Monika Zech
Therapeutische Schwerpunkte
Verhaltenstherapie
Die Verhaltenstherapie umfasst ein breites Spektrum unterschiedlicher Psychotherapieansätze und
-methoden. Sie geht davon aus, dass Verhalten auf der Grundlage von Lernerfahrungen entsteht und
somit problematisches Verhalten durch neue Erfahrungen verändert oder ersetzt werden kann.
Dabei beschäftigt sich die Verhaltenstherapie nicht nur mit den von außen sichtbaren Verhaltensweisen und Reaktionen, sondern auch damit, was Menschen denken, fühlen und wie sie sich selbst und ihre Umwelt wahrnehmen.
Schematherapie
Die Schematherapie ist ein therapeutischer Ansatz, der darauf abzielt, tiefsitzende Muster oder Schemata zu identifizieren, zu verstehen und zu verändern, die oft Ursache für anhaltende emotionale Probleme und Beziehungsschwierigkeiten sind.

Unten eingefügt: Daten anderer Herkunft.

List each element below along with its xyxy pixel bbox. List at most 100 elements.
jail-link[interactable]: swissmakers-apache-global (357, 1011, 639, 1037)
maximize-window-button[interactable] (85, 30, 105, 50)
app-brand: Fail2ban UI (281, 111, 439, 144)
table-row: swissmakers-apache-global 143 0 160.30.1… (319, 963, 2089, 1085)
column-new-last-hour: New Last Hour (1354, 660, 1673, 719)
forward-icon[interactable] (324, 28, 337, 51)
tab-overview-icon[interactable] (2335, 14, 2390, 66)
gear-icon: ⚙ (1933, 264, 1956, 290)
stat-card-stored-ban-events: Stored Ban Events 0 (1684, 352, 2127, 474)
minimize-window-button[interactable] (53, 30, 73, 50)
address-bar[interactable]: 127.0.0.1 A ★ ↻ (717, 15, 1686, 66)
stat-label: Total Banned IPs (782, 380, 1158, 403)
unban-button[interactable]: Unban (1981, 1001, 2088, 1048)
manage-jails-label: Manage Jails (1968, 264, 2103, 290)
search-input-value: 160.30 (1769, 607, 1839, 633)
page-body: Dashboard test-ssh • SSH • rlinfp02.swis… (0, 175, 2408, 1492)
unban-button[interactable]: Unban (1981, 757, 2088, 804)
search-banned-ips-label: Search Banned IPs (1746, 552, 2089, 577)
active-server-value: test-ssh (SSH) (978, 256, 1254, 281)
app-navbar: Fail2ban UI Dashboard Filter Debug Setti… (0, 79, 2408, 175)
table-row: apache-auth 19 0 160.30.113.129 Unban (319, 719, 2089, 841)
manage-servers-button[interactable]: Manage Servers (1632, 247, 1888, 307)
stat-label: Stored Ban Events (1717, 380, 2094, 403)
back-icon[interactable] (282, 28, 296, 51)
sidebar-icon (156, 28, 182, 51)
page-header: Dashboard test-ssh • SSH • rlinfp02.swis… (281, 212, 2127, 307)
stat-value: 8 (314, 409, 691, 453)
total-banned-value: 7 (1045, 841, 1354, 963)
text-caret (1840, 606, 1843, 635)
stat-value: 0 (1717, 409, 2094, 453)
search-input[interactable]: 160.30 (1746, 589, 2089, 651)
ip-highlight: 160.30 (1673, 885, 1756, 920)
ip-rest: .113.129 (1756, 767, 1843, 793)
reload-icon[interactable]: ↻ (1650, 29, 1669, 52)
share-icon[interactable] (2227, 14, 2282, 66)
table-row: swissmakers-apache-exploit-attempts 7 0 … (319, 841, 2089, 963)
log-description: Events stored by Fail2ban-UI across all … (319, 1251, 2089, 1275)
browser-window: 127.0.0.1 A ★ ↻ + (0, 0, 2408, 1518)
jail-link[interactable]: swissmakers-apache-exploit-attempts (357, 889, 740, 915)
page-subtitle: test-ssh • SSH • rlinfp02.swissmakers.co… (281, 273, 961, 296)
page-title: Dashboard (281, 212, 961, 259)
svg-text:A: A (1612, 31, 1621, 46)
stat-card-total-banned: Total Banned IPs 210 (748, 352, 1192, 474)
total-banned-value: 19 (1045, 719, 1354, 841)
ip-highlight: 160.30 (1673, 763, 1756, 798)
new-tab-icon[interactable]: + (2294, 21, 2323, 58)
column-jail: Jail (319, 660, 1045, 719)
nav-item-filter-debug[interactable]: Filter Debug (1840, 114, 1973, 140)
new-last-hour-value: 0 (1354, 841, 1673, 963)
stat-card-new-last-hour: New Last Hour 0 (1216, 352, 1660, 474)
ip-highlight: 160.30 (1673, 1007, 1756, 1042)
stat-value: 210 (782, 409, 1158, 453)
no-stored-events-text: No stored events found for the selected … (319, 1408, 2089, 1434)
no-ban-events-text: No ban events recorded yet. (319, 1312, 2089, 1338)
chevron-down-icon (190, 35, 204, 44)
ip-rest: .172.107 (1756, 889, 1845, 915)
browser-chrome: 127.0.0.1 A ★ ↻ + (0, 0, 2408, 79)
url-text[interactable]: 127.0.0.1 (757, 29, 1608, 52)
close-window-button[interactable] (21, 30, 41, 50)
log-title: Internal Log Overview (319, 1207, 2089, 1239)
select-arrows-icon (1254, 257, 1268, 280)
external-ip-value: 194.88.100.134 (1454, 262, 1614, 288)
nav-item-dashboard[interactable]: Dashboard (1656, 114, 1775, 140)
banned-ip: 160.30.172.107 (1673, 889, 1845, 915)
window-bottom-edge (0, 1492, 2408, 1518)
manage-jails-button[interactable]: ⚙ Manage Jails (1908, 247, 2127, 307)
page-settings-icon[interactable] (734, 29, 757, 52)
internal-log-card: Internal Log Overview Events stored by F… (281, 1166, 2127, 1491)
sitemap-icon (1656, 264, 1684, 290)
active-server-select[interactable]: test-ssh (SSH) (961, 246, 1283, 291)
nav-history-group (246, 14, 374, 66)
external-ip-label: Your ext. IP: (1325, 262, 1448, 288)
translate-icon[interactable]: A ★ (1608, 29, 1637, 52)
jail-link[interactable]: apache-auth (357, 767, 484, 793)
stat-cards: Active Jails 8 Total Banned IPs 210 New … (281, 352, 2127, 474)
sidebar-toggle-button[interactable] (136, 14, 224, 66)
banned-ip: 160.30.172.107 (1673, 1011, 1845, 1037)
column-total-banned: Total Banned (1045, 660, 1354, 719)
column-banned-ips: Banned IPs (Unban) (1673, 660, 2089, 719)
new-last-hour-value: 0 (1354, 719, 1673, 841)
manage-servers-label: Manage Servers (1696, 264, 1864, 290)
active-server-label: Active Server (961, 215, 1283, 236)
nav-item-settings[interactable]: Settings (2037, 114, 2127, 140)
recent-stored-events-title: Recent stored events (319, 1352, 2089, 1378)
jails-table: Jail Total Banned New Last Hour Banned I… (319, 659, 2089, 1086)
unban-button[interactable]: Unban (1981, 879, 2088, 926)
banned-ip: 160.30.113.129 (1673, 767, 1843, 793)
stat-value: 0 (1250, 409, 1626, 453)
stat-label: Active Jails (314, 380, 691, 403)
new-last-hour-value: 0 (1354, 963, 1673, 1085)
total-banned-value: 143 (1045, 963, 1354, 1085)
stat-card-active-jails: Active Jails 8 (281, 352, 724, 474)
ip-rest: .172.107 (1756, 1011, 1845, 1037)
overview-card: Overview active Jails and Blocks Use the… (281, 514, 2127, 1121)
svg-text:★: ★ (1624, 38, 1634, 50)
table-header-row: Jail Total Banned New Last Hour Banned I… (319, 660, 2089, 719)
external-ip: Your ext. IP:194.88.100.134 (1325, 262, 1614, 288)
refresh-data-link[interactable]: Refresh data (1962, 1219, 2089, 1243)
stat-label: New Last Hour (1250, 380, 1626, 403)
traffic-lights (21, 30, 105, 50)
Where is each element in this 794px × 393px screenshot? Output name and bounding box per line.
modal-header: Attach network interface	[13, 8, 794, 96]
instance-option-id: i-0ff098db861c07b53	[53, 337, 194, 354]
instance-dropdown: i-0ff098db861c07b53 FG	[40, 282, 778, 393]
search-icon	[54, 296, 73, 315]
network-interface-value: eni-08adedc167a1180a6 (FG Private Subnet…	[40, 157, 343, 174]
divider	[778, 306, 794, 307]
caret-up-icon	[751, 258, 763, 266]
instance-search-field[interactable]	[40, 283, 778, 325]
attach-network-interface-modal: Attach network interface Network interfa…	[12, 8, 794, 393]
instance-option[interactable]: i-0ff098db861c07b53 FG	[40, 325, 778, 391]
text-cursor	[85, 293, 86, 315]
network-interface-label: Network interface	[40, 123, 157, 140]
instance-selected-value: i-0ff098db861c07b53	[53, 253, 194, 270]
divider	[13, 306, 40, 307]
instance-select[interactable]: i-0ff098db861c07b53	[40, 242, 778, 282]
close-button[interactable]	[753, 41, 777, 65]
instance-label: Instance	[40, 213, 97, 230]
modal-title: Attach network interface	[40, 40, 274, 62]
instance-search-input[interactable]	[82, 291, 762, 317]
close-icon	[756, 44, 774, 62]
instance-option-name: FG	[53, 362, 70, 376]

Diese Schemata sind frühe, oft unbewusste Prägungen, die in der Kindheit entstanden sind und die Wahrnehmung unserer selbst und der Welt bestimmen und unsere Emotionen, unser Denken, Verhalten und unsere Interaktionen prägen.
In der Schematherapie arbeiten TherapeutInnen eng mit den KlientInnen zusammen, um diese Schemata zu erkennen und die damit verbundenen emotionalen Bedürfnisse zu verstehen.
Die Schematherapie ist besonders effektiv bei der Behandlung von langanhaltenden emotionalen Schwierigkeiten, Persönlichkeitsstörungen, chronischen Depressionen und anderen Problemen, die tief in der Persönlichkeitsstruktur verwurzelt sind.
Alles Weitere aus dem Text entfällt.